Popularly known as Japanese mojito. Its exotic ingredients give it a unique personality and flavor. It is also very recognized for the green tone it presents once served. Among its ingredients we find Ryoma Ron Japanese, sake, lemon juice, sugar, green tea syrup, basil and sparkling water or soda.
To understand this peculiar Japanese cocktail we must put ourselves in the skin of this culture, which feels a special admiration and union for nature. Its ingredients are only three, Hakushu whisky, perilla frutescens (a plant whose leaves resemble nettle) and pineapple skin.
But its elaboration has a certain complexity: a day before the elaboration you have to infuse the pineapple skin and the perilla frutescens leaves in hot water, to later let cool and store in the refrigerator.

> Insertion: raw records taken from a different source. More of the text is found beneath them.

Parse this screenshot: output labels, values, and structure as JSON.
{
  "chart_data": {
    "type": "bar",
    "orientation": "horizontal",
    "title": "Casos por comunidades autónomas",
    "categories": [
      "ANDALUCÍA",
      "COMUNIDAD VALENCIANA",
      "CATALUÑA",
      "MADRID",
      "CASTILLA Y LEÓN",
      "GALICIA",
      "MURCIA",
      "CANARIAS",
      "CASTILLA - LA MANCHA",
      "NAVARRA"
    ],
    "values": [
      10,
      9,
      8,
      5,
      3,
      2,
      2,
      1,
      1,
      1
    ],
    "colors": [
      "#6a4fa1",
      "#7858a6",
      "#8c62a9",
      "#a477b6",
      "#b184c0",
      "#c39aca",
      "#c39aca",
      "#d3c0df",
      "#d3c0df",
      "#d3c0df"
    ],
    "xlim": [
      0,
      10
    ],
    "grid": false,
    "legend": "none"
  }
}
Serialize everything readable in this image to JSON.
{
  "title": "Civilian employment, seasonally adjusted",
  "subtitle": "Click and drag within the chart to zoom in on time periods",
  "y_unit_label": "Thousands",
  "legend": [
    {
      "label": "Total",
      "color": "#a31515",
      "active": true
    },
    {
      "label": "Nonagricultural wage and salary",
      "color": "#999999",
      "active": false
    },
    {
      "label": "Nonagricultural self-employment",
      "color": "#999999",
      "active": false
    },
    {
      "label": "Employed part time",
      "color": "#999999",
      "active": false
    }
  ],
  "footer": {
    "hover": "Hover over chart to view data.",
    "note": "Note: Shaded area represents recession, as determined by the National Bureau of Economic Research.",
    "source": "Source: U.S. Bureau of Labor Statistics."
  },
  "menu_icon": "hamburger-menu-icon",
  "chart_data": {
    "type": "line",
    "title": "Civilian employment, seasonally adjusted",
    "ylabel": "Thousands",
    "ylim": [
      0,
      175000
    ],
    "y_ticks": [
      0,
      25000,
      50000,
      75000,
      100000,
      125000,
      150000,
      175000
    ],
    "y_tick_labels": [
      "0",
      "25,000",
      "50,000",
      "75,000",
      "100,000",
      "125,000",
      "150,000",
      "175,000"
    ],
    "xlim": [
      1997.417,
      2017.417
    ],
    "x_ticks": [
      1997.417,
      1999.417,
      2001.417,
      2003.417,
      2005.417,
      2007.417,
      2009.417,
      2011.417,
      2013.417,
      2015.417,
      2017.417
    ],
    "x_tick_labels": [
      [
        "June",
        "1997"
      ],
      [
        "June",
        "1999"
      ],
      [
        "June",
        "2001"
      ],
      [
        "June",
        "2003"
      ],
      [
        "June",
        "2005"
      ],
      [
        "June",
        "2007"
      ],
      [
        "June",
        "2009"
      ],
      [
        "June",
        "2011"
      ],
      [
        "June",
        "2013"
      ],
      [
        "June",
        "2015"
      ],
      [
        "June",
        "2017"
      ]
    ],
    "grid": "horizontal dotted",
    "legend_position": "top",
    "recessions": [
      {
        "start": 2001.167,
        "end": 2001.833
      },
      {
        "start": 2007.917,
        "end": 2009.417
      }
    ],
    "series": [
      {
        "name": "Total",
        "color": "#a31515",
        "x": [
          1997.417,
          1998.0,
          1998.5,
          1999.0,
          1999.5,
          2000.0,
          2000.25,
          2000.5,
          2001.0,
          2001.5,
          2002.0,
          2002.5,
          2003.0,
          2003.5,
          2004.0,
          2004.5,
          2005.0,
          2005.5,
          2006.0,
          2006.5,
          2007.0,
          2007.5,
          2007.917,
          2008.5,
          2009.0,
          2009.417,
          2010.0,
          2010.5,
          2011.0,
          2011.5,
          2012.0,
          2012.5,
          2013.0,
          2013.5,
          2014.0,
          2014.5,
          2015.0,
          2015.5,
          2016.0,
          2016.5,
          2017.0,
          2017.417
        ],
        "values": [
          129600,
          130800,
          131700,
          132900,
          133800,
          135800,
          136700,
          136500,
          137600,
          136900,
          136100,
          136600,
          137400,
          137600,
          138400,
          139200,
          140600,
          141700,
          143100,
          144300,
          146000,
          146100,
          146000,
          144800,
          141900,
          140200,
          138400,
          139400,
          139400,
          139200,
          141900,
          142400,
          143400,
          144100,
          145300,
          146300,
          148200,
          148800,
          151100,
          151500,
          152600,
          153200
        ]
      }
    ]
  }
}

The water from the plant and the pineapple will be added to the whisky in a glass crowned by the pineapple caramel.
— Non-alcoholic Japanese cocktails
But not everything is based on alcohol in Japanese cocktails. The particular style of Japanese culture also translates into these typical cocktails that among their ingredients none have this substance.
Aloe Vera Mocktail:
Yellow in color and decorated with chilisalt on the edge, this non-alcoholic Japanese cocktail is perfect for refreshing in the hottest moments of the year. It is composed of aloe vera, lemon juice, agave syrup, orange juice and chili salt to decorate the edge.
Butterfly Ramune Mocktail:
If you are visually attracted to cocktails, you have to try the Butterfly Ramune, although you probably feel sorry for drinking it instead of admiring its purple and orange tones. It is composed of ramune (a Japanese soda), blue butterfly tea, lemon, lemon juice ice cubes, yuzu gelatin tea and rosemary for decoration.
This particular drink that takes the name of the capital, stands as an original recipe of striking green color that will delight those who decide for an original non-alcoholic drink. It is composed of green apple juice, vegetable puree, lemon juice, sparkling water, salt and matcha tea powder.
As you can see, the cocktail culture in Japan can be considered as a breath of fresh air in terms of cocktail tradition. Their drinks are a perfect combination of tradition and innovation, which drink from many natural elements of a country that adores everything to do with nature. In addition, some of its ingredients, such as sake or tea, provide that exotic touch that triumphs at any table or bar.